ANIMA E FORME / UN MIX DI LAVORO E PASSIONE
Delle arti figurative la scultura è, senza ombra di dubbio, quella tra le più affascinanti proprio perché dà vita ad un rapporto del tutto particolare tra la materia e l’ artista .
Rapporto che è riduttivo chiamare coinvolgimento totale. Io, azzardando, direi che è quasi vera copula.
Lo scultore nell’atto d’intervenire sulla materia, quale che essa sia, è creatore.
E’ più demiurgo di ogni altro artista.
Perché?
Perché egli deve fare i conti con essa, con la”ribelle” che intende plasmare, sagomare, intagliare, sbozzare.
Madalena Macedo, scultrice portoghese, ha scelto per sé di lavorare esclusivamente sul legno e sulla pietra.
Nel legno le abbiamo visto creare delle figurine deliziose ,di un’eleganza stilistica ogni volta sempre impareggiabile rispetto alle realizzazioni precedenti.
E qui mi vengono in mente i soggetti sacri del periodo natalizio.
In particolare i “suoi” angeli.
Ma ci sono anche delle piccole sculture ,che rappresentano l’artista adolescente in quell’età acerba in cui non si è ancora donna e, al tempo stesso, lo si è già.
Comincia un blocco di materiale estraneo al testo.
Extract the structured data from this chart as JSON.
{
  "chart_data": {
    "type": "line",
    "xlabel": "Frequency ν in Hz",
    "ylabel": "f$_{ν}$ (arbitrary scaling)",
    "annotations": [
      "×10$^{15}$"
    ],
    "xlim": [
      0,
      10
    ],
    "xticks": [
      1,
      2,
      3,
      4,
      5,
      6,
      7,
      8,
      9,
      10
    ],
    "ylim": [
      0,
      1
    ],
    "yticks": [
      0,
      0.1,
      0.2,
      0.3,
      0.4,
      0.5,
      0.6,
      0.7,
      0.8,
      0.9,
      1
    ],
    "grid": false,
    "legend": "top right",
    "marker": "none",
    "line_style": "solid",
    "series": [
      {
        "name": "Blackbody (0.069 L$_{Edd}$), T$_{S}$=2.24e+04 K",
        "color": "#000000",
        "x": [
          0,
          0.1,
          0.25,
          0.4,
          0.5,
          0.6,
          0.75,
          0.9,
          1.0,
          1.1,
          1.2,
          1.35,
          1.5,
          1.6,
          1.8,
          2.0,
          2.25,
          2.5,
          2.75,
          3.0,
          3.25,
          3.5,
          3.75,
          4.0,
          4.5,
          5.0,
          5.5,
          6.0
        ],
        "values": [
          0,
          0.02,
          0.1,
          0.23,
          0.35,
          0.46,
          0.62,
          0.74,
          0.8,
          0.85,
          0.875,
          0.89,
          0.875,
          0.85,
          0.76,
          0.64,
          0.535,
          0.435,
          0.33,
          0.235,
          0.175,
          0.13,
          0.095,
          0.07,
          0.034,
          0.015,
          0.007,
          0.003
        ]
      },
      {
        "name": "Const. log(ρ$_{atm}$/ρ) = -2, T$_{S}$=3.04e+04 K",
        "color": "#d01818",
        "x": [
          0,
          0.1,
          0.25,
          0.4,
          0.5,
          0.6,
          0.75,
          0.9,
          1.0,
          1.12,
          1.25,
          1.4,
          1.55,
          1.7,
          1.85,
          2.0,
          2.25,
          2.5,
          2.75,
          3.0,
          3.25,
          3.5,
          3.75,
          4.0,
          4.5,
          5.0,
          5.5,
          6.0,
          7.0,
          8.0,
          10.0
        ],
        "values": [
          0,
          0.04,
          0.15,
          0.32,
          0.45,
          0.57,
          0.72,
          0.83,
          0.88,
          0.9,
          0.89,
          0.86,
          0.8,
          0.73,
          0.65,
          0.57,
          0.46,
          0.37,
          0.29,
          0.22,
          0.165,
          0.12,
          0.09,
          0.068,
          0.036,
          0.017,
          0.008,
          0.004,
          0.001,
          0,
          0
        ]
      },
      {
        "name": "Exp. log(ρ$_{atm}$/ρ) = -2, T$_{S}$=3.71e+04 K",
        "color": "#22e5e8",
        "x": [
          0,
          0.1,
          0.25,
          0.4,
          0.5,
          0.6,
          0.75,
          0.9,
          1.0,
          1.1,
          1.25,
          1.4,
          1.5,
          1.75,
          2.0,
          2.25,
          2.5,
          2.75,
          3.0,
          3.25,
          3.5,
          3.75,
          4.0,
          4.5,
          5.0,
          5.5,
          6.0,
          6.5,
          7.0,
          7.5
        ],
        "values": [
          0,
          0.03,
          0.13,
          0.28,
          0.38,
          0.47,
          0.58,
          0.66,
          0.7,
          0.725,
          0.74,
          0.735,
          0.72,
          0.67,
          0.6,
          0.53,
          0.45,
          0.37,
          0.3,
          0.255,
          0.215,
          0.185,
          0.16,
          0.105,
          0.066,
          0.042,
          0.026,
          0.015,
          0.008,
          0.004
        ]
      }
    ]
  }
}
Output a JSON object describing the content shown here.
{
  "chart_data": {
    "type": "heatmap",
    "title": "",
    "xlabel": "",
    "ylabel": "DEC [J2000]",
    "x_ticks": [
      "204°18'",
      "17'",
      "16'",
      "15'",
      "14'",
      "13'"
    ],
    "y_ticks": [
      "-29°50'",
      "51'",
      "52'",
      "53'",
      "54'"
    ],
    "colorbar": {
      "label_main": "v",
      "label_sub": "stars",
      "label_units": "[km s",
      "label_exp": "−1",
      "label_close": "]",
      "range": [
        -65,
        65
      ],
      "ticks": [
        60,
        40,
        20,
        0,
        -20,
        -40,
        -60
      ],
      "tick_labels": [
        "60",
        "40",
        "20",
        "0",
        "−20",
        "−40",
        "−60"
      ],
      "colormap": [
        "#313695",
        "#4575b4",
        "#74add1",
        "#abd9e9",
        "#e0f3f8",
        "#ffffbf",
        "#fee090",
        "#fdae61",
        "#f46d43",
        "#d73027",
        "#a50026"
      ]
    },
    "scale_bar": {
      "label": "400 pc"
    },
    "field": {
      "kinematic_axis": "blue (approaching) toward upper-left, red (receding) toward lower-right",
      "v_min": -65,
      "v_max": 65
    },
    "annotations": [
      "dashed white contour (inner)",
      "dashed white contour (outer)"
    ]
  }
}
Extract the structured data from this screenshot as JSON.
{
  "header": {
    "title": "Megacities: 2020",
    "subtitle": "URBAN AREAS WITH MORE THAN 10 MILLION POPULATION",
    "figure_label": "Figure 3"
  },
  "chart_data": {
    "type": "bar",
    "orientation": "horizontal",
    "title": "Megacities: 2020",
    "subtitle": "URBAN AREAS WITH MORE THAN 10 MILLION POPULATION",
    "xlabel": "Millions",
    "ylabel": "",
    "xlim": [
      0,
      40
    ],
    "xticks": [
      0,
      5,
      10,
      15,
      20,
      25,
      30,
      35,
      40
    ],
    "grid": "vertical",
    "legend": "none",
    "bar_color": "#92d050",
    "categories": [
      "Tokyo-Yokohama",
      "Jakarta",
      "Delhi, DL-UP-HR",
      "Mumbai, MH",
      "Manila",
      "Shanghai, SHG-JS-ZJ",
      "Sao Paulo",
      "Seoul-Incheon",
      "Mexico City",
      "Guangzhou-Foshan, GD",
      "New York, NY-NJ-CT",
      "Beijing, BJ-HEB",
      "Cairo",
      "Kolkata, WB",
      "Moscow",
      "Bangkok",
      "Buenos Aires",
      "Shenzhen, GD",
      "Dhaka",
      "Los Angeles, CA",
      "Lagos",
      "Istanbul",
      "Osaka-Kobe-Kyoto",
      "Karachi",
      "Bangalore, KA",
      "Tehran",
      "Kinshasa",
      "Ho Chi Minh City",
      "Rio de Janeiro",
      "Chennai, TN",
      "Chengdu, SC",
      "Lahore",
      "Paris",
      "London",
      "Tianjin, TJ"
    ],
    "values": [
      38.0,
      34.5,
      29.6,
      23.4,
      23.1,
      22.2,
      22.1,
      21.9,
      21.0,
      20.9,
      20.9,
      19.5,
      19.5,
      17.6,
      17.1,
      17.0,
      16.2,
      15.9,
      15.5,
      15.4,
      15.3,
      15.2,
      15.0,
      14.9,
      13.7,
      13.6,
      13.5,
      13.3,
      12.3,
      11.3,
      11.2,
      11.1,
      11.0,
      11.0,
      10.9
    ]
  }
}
Promessa di femminilità in nuce, insomma.
Sono prove giovanili queste opere, cui faccio riferimento, alle quali l’artista è poi ritornata col trascorrere del tempo per affinare di volta in volta le sue abilità, come è giusto che sia .
Si è già detto che la Macedo, come ogni bravo artista, come sappiamo persino di quel gigante, che é il sommo Michelangelo, sceglie lei tanto il legno che la pietra e se li va a cercare personalmente, essendo anche un amante del trekking.
La scultura in legno di cui voglio parlare, ultima a livello temporale, è però quella che raffigura una rosa.
Una rosa lignea, che poggia su di un basamento- letto, che riesce a contenerla agevolmente, sul quale essa si apre, senza indugio, con i suoi larghi petali quasi corpo di donna amante che si offre, non reticente, al suo uomo.
E lo fa con grazia particolare. Quella stessa capace di richiamare alla memoria , per un attimo, l’emozioni suscitate dai versi dei poeti provenzali, che nel medioevo erano soliti allietare le corti dei ricchi feudatari di mezza Europa.
Se scopo precipuo dell’arte è quello di suscitare emozioni nello spettatore-fruitore, la rosa lignea della Macedo ha centrato l’obiettivo. Essa lo conduce, a saper ben guardare , come per magia, tra dame, cavalieri e menestrelli.
E il sogno è sentimento. Legno è poesia.
Per la lavorazione della pietra, pur riuscendo ad ottenere l’artista lo stesso encomiabili risultati, nei formati piccoli o grandi indifferentemente, il discorso è diverso perché l’impegno è molto più faticoso.
Lavorare la pietra significa, quasi sempre, possedere forza fisica.
Moltissime volte la Macedo, parlando agli amici, non si vergogna di mostrare le sue mani provate dalla fatica o il suo fisico stanco per le prolungate ore di lavoro , all’aperto, con ogni tempo.
Ma l’artista non sarebbe tale se una forza interiore non lo spingesse a “fare”. Ad andare avanti. Costi quel che costi.
Lo spettatore, a lavoro completato, elogia o denigra, a seconda dei casi, esprime comunque il suo giudizio. Ma lo stesso, uomo o donna che sia, non immagina affatto il tempo-orario, le notti talora insonni, la fatica fisica, tutte quelle componenti che il “bello” compiuto per il nostro solo piacere estetico comporta.
Le sculture in pietra di Madalena Macedo raccontano storie diversissime.
Si va da teste e /o busti di bambini o adolescenti,soggetti spesso familiari, il figurativo puro dunque, a prove più ardite per staccarsi volutamente dalla statuaria tradizionale e tentare così anche nuovi valori plastici o luministiche modulazioni e stilizzazioni.
Altre volte ,ancora, si gioca addirittura a realizzare oggetti d’arte,alla maniera di Wild(anima e forme) che siano una sintesi bilanciata di elementi contradditori solo in apparenza.
E il risultato è quasi sempre più che apprezzabile.